Die zwei Jahre Pause hat Ubisoft nicht nur dafür genutzt Kraft zu tanken und sich neue Ideen für die Assassinen auszudenken (dazu später mehr), sondern auch um das Setting und generell das Spiel zu rebooten. Assassin's Creed Origins dient als Prequel der Spiele und bricht aus der bisherigen Reihenfolge insofern aus, dass die Geschichte nicht historisch näher an der Gegenwart angesiedelt ist, als der Vorgänger, sondern der Protagonist Bayek im alten Ägypten lebt. 49 v. Chr. um genau zu sein. Damit ist der Medjai (Eine Art früher "Polizist") der bisher "älteste" Protagonist der Reihe. Gleich zu Anfang des Spiels lernt man die Spielwelt und einige Protagonisten näher kennen und wird in das Leitmotiv des Spiels eingeführt: Rache.
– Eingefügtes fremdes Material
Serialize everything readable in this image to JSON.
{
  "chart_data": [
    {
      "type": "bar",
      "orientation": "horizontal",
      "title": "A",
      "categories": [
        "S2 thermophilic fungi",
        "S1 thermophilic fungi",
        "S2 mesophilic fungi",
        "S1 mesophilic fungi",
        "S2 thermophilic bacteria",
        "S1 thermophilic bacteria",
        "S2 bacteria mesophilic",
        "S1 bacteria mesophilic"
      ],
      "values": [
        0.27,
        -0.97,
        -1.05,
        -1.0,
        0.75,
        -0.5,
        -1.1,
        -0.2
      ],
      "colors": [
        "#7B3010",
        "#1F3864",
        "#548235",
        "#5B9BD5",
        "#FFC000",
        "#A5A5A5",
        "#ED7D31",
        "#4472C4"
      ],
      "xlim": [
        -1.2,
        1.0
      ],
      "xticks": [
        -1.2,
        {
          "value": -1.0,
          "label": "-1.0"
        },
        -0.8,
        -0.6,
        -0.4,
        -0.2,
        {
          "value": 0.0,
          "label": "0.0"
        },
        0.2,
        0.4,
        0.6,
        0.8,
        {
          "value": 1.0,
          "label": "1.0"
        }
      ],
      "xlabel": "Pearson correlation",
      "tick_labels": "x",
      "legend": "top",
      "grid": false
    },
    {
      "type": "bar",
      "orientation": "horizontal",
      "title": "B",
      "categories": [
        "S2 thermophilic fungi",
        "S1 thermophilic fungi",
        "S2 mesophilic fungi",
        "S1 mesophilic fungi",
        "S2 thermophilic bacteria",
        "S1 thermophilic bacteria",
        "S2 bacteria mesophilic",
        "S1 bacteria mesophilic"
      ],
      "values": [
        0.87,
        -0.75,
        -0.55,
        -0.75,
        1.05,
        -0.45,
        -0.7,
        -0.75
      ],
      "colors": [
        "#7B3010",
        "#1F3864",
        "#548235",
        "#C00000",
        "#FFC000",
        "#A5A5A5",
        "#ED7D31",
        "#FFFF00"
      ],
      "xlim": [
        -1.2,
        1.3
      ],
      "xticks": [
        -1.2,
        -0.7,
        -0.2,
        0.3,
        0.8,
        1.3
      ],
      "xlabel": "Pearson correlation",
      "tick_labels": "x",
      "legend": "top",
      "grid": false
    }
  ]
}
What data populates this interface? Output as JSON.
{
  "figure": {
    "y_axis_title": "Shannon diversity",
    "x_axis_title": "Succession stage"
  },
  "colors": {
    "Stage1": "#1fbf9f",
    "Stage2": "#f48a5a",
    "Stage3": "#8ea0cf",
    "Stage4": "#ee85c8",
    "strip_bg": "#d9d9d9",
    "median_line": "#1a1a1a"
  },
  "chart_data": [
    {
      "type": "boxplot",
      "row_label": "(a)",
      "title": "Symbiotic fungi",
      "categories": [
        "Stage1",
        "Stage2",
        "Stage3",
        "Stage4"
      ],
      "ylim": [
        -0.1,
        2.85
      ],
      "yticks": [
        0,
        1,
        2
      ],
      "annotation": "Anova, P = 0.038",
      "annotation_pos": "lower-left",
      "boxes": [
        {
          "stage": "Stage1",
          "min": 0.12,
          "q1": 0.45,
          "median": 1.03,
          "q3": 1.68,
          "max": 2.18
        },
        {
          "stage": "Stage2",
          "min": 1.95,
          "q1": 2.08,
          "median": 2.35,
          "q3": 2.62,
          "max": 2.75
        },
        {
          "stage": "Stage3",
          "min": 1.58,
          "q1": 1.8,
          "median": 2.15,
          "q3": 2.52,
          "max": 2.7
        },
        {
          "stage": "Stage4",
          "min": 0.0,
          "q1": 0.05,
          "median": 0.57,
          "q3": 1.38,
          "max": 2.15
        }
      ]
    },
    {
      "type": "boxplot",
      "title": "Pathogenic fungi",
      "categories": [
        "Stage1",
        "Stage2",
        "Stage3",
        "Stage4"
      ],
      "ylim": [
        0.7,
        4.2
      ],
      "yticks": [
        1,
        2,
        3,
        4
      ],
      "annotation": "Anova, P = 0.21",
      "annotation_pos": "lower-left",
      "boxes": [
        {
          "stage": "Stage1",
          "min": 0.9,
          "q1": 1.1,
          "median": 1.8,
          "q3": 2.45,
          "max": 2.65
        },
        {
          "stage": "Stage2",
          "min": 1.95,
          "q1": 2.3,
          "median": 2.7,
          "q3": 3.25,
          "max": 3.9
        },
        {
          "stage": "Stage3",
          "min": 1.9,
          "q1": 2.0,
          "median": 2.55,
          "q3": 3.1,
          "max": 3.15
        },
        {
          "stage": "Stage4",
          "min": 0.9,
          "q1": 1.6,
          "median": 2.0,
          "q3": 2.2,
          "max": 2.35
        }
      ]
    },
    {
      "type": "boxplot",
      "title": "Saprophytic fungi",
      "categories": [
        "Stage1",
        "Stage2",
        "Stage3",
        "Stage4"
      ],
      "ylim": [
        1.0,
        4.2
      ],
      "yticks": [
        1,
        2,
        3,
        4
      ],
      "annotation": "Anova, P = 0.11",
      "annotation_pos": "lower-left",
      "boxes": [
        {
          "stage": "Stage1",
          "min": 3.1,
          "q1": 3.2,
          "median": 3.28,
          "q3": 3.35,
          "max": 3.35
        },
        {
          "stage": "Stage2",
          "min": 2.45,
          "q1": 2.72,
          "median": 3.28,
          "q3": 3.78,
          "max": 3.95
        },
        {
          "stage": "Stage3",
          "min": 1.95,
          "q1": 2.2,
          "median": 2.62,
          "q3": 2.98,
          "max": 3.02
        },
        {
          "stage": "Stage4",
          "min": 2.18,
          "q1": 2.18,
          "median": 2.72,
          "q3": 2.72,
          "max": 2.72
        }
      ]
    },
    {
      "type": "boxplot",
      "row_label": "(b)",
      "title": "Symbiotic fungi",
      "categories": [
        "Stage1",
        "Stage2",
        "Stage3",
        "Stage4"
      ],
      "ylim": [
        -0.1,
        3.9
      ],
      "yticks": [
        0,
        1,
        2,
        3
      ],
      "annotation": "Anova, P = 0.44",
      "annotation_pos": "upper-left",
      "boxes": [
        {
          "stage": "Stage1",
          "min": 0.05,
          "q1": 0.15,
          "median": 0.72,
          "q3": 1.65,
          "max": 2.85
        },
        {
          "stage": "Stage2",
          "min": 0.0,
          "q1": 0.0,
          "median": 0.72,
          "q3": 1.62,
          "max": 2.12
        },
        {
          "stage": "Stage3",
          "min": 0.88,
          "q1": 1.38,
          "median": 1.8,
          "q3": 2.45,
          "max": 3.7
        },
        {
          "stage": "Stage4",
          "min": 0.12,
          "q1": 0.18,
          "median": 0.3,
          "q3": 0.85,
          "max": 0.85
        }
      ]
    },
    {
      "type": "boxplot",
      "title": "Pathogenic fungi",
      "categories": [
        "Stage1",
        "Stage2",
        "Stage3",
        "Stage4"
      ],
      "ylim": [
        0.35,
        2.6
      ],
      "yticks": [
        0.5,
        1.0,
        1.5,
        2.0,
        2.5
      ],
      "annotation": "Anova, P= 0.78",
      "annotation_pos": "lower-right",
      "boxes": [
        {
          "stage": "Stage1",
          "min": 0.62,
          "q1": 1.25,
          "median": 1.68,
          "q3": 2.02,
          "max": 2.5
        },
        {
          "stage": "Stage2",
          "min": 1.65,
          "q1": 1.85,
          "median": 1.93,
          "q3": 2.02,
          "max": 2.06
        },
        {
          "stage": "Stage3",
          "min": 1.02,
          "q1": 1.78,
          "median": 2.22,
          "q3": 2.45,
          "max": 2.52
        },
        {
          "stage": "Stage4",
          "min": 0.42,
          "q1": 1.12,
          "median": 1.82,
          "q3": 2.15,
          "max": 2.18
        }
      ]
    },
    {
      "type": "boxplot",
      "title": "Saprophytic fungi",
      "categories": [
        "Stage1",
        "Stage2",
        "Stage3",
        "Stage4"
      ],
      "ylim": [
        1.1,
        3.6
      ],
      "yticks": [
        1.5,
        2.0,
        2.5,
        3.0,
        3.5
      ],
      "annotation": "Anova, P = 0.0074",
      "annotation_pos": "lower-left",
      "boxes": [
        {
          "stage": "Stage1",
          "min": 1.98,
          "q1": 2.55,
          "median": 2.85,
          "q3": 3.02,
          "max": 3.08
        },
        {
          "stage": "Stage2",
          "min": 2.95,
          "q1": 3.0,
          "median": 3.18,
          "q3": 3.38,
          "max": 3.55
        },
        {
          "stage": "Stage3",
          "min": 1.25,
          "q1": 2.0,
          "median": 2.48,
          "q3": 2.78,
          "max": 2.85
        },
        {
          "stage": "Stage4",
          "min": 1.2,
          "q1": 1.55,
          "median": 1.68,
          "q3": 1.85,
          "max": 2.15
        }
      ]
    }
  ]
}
Bayeks Sohn wurde von einem geheimen Orden umgebracht, die sich selbst hinter Masken verstecken und verschiedene Codenamen tragen. Diese treiben in ganz Ägypten ihr Unwesen und als letzter Medjai ist es Bayeks ehrenvolle Aufgabe, den Bösewichten den Garaus zu machen.

 

Dabei werdet ihr begleitet von Senu - der ersten großen Neuerung in Assassin's Creed Origins. Die Adler-Dame dient als eure zweiten Augen. Fast jederzeit während des Spiels könnt ihr die Kontrolle über Senu übernehmen und mit ihr die Umgebung auskundschaften. So werden Feinde und Tiere aber auch Schätze, geheime Eingänge oder Rohstoffe für euch markiert. Das erspart euch einiges an Ärger und Zeit, die ihr sonst eventuell damit verbracht hättet in einem Areal nach dem einen letzten Schatz zu suchen, der euch dort noch fehlt. Eure Adlerfreundin kann mit der Zeit durch Erfahrungspunkte sogar noch aufgewertet werden. Zum Beispiel kann sie später die Gehwege eurer Feinde für euch markieren, damit ihr genau den richtigen Moment abwarten könnt, um aus dem Gebüsch zu hüpfen und den Kommandanten des Camps das Licht auszuknipsen. Gleichzeitig ist es wunderschön, wie weit man mit Senu fliegen und die Landschaft bewundern kann. Zum Thema beeindruckende Landschaft aber gleich.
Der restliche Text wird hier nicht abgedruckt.